En vertu de ce nouveau scénario, la sortie de terre du REM de l’Est se ferait en face du complexe Desjardins, entre le Quartier des spectacles et le quartier chinois. La première station aérienne du REM, appelée Saint-Urbain, se trouverait en réalité à l’angle des boulevards Saint-Laurent et René-Lévesque.

Levée de boucliers

De nombreux experts, élus et groupes de citoyens se sont fait entendre ces dernières semaines pour dénoncer certains aspects du REM de l’Est.

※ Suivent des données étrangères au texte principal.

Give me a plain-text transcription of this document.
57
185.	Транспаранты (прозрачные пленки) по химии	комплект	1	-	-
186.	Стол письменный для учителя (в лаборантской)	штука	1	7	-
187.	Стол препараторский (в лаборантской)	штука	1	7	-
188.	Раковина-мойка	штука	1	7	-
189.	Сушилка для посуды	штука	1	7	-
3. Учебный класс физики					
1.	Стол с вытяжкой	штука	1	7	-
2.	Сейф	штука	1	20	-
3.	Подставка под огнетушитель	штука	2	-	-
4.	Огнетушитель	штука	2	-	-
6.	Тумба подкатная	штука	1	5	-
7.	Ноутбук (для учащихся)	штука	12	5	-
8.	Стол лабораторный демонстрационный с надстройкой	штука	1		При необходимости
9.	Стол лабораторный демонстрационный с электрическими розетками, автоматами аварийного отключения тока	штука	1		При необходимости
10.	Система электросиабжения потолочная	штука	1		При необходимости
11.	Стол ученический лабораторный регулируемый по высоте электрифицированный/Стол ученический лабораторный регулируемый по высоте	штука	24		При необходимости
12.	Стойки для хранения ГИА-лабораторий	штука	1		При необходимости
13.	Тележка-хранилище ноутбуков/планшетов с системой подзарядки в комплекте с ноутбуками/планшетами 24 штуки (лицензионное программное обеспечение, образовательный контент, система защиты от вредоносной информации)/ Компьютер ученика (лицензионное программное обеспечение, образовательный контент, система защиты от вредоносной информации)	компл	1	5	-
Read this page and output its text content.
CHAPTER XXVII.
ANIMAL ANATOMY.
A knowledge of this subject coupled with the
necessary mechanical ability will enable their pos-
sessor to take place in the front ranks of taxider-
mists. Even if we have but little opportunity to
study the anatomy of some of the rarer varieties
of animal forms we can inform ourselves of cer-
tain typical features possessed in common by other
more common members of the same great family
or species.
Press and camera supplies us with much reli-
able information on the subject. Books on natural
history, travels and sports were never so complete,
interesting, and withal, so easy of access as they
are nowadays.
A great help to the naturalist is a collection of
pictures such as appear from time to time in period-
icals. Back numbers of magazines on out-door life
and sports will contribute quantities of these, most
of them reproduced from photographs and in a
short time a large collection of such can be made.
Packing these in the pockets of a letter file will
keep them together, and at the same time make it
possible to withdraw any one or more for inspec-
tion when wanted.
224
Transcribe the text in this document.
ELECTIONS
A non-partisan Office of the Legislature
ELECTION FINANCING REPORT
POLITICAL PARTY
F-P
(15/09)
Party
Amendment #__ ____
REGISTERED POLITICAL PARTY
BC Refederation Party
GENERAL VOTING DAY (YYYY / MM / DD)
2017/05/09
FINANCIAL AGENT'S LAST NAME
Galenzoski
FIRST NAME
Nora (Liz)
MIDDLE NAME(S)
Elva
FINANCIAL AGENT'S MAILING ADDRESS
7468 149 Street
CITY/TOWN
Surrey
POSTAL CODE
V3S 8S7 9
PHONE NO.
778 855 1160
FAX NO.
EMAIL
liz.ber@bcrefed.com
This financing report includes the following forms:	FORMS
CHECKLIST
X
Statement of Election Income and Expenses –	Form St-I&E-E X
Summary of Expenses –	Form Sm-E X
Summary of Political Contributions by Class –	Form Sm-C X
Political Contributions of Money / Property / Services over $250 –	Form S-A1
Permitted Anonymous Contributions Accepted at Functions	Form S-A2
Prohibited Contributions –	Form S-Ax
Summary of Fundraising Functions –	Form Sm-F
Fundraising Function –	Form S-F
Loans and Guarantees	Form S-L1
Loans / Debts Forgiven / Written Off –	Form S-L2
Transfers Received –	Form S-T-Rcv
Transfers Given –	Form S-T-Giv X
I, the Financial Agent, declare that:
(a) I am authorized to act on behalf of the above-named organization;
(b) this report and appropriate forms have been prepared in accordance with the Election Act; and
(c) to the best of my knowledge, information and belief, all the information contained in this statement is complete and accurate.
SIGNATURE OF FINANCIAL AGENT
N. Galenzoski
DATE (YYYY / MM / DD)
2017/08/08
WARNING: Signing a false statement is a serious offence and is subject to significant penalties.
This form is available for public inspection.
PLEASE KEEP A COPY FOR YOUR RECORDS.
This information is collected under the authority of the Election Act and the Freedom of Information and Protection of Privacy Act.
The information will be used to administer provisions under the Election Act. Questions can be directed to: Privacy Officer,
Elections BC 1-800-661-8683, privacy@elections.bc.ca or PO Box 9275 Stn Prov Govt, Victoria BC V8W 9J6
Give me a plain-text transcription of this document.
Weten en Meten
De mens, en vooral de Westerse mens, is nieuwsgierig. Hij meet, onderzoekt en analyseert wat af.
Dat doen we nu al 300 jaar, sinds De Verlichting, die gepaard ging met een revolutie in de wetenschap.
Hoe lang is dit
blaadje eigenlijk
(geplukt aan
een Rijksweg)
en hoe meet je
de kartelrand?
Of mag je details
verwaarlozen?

Beaucoup craignent que les structures aériennes – qui composeraient 23 des 32 km du réseau – ne viennent défigurer des quartiers et nuire à leur qualité de vie.

Une quinzaine d’experts du gouvernement du Québec ont aussi émis de sérieuses inquiétudes à l’égard du projet, dans un rapport déposé en vue des séances du Bureau d’audiences publiques sur l’environnement (BAPE), qui étudiera le REM de l’Est au début de 2022.

Jean-Marc Arbaud souligne « comprendre la problématique », mais dit avoir bon espoir que le futur réseau pourra être beau et bien intégré à son environnement. Il dit faire pleinement confiance au groupe de 15 experts mandatés par Québec pour assurer la réussite architecturale du projet.

« On va l’amener [le projet] au BAPE avec l’ensemble de tout ce qui est la vision architecturale, ce qui sera fait sur l’intégration urbaine, et c’est le mieux qu’on puisse proposer, réalisable. Personnellement, dans la vie, ça ne m’a jamais intéressé d’amener des choses qui ne sont pas réalisables. »

Le grand patron de CDPQ Infra estime que le groupe d’experts sur le REM pourrait commencer à présenter des images du projet en septembre ou en octobre.

Christian Ducharme, vice-président, ingénierie, chez CDPQ Infra, croit quant à lui que le comité d’experts pourra en arriver à un « consensus » sur un projet acceptable pour les Montréalais. Plusieurs éléments importants restent néanmoins à déterminer, comme la hauteur et l’amplitude de la structure aérienne, sur laquelle des trains circuleraient toutes les 90 secondes.

Selon certaines estimations, les rames circuleraient à une hauteur de trois ou quatre étages et les stations pourraient aboutir à quelques mètres des immeubles existants.

« Oui, il faut respecter les lois de la gravité, mais il y a des exemples très intéressants ailleurs dans le monde de ce qu’on peut faire, de projets qui sont architecturalement très intéressants, a rappelé M. Ducharme. On s’en inspire, on travaille avec des experts chevronnés, et j’ai très bon espoir qu’on va en arriver à un résultat intéressant. On en est là aujourd’hui. »

Selon nos informations, les discussions dans les huit séances du comité tenues jusqu’ici ont souvent été très animées. La firme Lemay a été nommée responsable de l’architecture du REM de l’Est, après le désistement de deux cabinets qui craignaient d’être associés à un enlaidissement permanent du centre-ville.